O ambiente doméstico continuou sendo influenciado pela revisão altista das expectativas de inflação e juros, principalmente após a alta dos combustíveis e a persistência de pressões inflacionárias nos serviços. O Banco Central manteve o ciclo de política monetária restritivo, sinalizando cautela diante do cenário fiscal e da resiliência da atividade.

Mercados

Enquanto os principais índices internacionais foram impulsionados pela recuperação das empresas de tecnologia e pelas revisões positivas de lucro, o mercado local teve desempenho mais moderado, refletindo a maior sensibilidade às expectativas de inflação e juros domésticos.

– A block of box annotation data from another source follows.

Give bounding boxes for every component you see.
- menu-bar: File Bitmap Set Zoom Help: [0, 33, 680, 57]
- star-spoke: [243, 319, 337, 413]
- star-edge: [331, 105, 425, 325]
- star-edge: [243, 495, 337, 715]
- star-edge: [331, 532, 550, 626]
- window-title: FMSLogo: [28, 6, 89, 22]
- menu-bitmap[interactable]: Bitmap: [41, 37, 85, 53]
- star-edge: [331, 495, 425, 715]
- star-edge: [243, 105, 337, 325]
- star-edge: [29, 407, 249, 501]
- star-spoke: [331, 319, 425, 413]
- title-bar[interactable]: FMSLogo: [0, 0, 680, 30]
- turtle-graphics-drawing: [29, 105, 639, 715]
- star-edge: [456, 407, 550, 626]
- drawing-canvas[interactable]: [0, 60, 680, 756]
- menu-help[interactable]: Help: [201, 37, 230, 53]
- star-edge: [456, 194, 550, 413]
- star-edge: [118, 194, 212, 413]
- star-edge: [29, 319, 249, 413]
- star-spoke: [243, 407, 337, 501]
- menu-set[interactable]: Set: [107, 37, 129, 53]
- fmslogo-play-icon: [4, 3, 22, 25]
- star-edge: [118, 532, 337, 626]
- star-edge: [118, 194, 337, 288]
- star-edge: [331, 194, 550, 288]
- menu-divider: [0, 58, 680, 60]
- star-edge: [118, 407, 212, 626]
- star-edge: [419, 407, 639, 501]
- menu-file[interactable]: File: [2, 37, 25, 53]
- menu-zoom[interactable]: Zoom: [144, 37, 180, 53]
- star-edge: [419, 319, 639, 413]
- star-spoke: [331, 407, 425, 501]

Nos Estados Unidos, a temporada de resultados do primeiro trimestre trouxe números robustos, especialmente nas empresas ligadas à inteligência artificial e semicondutores, reforçando o movimento de valorização do setor de tecnologia.

Nesse contexto, os mercados internacionais registraram desempenho bastante positivo, com o MSCI AC avançando +10,03%, o S&P 500 subindo +10,42% e o MSCI EM registrando alta de +14,53%. O movimento foi particularmente forte nos mercados asiáticos ligados à cadeia global de semicondutores, como Coreia do Sul e Taiwan, beneficiados pela melhora nas perspectivas para empresas de tecnologia e pela revisão positiva de lucros globais.

Já no Brasil, os setores defensivos e financeiros ajudaram a sustentar o índice, enquanto empresas mais dependentes do ciclo doméstico e dos juros permaneceram pressionadas. Nesse cenário, o Ibovespa encerrou abril praticamente estável, com variação de -0,08%, refletindo um equilíbrio entre o fluxo estrangeiro positivo, a melhora dos lucros corporativos e o aumento das incertezas relacionadas ao cenário inflacionário e aos juros.